The Volcanic Work of Writing

Thursday, April 23, 2015

This is the way of a volcano: In its belly, deep beneath an innocent surface, smolders secret molten rock. A chamber, they call the belly. A room. The room is the place where the fire begins.

To make room, things must shift. Enormous things. The whole world is stitched like a jigsaw puzzle and where the pieces come together, that's where you'll find the heat. Things rock there, and butt up against one another in great jolts, and suddenly separate, causing cracks. To write, you must locate these places. You must find the place where things come together, or where things come apart.

The room burns beneath the usual world, the world with which you are familiar. All kinds of people could walk right over the room without knowing it's there. All kinds of things could grow above the room, green and dripping dew. The point is that the room burns a long time, and maybe nobody knows about it. The pressure pops, though, beneath the surface, the heat sears, the smell indescribable, all sulfur and sweat.

This is what builds the mountain, you know. The pressure and the heat. The things sliding beneath the surface, the things no one sees. They must be given vent. When they erupt, rush and then cool, the mountain grows.

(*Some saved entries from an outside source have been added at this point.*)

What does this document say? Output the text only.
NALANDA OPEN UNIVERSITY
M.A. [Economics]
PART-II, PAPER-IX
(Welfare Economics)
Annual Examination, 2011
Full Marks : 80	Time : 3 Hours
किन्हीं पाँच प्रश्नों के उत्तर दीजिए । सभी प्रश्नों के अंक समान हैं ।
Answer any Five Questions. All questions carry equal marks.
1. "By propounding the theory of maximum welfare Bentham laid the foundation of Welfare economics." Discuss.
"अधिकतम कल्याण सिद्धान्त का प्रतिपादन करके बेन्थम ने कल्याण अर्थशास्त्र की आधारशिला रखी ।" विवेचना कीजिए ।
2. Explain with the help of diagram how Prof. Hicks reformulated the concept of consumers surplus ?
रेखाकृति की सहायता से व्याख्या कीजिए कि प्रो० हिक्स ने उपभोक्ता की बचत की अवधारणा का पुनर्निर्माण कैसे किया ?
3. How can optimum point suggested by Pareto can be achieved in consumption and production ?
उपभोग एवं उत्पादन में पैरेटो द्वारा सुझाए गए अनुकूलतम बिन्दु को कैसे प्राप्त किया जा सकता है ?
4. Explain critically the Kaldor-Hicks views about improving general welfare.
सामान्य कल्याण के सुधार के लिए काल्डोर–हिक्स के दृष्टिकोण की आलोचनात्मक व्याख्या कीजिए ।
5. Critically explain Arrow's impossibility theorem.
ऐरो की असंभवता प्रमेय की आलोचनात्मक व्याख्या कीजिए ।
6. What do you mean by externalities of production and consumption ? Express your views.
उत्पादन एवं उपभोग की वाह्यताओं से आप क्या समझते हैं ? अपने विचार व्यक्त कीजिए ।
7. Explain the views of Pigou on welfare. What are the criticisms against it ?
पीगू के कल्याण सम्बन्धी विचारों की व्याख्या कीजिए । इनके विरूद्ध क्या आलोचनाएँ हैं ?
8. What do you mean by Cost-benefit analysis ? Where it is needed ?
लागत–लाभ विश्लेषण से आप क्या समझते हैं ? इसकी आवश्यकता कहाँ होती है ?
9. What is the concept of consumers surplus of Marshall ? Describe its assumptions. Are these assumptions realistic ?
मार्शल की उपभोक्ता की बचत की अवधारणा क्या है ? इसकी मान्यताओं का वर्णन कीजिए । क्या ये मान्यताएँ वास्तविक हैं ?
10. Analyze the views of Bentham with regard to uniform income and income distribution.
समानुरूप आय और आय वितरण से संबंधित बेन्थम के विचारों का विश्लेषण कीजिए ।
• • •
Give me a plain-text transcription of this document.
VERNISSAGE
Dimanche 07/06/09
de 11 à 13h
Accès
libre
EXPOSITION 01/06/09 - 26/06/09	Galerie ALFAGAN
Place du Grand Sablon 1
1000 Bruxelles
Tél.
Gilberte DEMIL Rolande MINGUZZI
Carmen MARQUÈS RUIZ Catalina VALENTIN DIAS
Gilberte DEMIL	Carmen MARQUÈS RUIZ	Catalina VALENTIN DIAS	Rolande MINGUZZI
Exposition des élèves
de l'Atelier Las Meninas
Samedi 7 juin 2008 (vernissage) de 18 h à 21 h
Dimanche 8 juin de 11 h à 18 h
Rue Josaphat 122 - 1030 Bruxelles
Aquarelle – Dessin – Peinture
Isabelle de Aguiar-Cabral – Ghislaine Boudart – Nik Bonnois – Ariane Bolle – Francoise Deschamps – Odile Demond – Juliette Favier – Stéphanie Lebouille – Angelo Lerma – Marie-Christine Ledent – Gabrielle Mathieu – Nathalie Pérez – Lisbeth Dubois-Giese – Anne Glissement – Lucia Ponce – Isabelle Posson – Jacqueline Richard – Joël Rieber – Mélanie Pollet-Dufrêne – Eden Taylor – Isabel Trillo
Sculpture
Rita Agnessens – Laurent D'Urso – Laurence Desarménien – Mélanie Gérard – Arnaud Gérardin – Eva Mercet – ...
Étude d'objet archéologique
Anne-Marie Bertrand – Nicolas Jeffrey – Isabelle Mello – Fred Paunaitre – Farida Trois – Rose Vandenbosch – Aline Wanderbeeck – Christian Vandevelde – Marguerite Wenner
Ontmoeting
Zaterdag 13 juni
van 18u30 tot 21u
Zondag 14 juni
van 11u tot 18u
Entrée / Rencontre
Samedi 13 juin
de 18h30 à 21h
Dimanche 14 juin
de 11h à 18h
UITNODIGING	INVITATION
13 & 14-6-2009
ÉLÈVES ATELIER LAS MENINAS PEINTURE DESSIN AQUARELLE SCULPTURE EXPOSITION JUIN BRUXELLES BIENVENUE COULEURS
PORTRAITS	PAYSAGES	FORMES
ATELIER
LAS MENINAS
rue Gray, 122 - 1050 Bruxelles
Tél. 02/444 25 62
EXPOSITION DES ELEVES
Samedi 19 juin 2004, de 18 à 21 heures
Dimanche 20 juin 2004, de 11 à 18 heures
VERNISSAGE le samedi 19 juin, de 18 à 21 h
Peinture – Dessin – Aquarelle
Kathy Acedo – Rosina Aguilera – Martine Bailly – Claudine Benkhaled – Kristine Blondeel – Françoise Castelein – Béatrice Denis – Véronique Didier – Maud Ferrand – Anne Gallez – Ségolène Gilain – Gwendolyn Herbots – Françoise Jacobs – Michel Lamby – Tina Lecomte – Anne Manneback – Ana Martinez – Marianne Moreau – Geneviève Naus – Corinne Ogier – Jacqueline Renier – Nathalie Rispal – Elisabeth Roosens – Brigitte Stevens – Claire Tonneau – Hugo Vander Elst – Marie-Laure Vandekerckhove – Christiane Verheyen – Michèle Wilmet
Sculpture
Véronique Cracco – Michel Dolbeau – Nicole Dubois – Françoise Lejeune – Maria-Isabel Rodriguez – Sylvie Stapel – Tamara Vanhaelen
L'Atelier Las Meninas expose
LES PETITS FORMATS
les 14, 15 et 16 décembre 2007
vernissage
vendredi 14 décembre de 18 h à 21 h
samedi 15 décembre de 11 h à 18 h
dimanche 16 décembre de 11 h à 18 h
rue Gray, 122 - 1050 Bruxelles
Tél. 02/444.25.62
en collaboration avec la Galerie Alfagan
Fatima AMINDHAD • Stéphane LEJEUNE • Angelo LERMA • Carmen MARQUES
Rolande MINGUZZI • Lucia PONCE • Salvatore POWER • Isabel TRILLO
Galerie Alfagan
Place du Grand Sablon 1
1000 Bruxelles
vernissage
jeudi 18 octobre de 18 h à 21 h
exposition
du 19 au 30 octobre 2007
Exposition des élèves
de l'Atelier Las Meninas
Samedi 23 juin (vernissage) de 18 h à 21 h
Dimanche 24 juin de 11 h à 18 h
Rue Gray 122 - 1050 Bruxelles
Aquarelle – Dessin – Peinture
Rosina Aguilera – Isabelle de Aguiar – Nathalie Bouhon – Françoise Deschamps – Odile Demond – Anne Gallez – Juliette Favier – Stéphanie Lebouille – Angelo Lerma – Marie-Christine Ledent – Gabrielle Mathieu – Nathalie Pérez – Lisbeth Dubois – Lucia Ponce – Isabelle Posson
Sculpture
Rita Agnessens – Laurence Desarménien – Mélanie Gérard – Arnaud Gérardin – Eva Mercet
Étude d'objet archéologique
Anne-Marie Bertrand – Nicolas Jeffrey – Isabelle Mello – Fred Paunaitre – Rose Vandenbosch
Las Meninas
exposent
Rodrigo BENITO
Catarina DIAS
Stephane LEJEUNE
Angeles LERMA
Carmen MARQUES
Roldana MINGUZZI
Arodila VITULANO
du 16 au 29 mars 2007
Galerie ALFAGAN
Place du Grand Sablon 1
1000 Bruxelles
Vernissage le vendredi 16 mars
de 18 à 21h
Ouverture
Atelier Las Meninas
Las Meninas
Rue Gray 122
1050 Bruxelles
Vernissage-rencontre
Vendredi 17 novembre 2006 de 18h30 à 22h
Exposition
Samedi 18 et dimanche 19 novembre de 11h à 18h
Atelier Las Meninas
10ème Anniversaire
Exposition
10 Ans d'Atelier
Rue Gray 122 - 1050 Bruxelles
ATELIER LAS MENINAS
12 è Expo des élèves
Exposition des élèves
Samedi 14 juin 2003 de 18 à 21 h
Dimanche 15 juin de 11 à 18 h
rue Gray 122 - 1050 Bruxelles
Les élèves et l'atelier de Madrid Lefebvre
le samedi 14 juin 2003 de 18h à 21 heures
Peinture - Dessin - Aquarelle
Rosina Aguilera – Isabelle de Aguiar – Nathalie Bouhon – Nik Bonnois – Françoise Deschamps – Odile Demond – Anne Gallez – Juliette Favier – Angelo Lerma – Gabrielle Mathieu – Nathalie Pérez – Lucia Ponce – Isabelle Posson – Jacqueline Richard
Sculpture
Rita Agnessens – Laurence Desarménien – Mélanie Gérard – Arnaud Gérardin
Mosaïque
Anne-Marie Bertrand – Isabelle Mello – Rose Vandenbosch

(This is why I believe in secrets, believe in not speaking of your work. To speak of the work is to give the work vent, to let its power seep in small cracks out of you. You cannot do this thing. You must channel it--all of it--through only one outlet; you must let the thing explode.)

This mountain is impossible. But the heat won't abate and the pressure only builds and the very foundations of the earth keep shifting, keep colliding, keep coming apart at the seams.

This mountain is the writer, fingers trembling, belly burning, sidling to the page. Smelling smoke.